To determine whether cannabinoid-positive urine specimens in heroin-dependent out-patients predict other drug use or impairments in psychosocial functioning, and whether such outcomes are better predicted by cannabis-use disorders than by cannabis use itself.


Retrospective analyses of three clinical trials; each included a behavioral intervention (contingency management) for cocaine or heroin use during methadone maintenance. Trials lasted 25-29 weeks; follow-up evaluations occurred 3, 6 and 12 months post-treatment. For the present analyses, data were pooled across trials where appropriate.


Urban out-patient methadone clinic.


Four hundred and eight polydrug abusers meeting methadone-maintenance criteria.


Participants were categorized as non-users, occasional users or frequent users of cannabis based on thrice-weekly qualitative urinalyses. Cannabis-use disorders were assessed with the Diagnostic Interview Schedule III-R. Outcome measures included proportion of cocaine- and opiate-positive urines and the Addiction Severity Index (at intake and follow-ups).
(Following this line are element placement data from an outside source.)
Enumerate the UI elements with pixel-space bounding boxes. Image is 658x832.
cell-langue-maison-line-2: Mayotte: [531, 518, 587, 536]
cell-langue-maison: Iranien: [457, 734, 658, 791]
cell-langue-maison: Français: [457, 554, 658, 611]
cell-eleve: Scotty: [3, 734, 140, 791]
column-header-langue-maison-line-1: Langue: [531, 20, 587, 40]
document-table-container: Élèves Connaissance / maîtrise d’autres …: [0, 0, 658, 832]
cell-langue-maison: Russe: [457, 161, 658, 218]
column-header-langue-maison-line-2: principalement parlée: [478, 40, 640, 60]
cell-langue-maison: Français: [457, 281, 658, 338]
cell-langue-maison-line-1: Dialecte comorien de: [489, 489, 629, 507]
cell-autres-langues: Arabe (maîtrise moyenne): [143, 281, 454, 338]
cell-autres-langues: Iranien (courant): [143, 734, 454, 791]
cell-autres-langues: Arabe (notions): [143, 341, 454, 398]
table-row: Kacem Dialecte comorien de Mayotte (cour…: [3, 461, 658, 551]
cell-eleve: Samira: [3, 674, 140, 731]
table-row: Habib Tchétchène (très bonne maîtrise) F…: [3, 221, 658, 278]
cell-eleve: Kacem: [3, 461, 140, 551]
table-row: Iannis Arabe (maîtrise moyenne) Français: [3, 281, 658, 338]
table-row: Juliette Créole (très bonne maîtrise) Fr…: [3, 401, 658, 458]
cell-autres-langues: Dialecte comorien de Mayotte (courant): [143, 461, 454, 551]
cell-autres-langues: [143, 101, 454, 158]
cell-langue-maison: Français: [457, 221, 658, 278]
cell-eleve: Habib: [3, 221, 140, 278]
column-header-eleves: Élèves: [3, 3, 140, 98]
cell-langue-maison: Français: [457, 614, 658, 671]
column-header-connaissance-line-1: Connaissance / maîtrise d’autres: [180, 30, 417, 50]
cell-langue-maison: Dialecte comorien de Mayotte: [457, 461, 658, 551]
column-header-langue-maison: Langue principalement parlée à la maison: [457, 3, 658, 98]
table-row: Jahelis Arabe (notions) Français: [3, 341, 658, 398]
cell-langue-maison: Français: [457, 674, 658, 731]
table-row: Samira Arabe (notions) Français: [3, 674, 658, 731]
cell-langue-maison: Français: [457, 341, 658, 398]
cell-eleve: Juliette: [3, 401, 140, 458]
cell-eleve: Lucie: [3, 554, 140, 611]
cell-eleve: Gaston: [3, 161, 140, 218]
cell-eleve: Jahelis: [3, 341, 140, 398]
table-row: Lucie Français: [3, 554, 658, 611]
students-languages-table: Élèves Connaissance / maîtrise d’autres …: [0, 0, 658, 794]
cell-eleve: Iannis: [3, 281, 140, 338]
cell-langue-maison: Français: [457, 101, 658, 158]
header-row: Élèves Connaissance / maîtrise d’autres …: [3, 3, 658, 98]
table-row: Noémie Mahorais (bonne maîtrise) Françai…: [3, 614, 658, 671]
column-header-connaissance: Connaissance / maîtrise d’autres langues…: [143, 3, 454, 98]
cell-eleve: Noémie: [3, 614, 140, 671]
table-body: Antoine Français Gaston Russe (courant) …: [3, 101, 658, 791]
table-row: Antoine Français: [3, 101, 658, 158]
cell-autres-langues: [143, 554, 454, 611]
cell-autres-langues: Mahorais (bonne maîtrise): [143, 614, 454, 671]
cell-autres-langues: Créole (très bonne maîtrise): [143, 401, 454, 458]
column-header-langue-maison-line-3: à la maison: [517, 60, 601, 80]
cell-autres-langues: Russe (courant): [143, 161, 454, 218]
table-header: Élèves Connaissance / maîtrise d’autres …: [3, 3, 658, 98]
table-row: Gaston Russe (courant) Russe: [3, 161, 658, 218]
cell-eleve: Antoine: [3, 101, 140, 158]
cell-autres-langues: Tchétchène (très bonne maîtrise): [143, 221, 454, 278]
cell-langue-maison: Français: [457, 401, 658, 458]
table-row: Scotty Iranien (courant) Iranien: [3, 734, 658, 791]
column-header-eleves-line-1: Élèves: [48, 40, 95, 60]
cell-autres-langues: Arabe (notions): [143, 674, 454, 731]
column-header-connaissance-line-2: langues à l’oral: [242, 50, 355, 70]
Cannabis use was not associated with retention, use of cocaine or heroin, or any other outcome measure during or after treatment. Our analyses had a power of 0.95 to detect an r2 of 0.11 between cannabis use and heroin or cocaine use; the r2 we detected was less than 0.03 and non-significant. A previous finding, that cannabis use predicted lapse to heroin use in heroin-abstinent patients, did not replicate in our sample. However, cannabis-use disorders were associated weakly with psychosocial problems at post-treatment follow-up.


Cannabinoid-positive urines need not be a major focus of clinical attention during treatment for opiate dependence, unless patients report symptoms of cannabis-use disorders.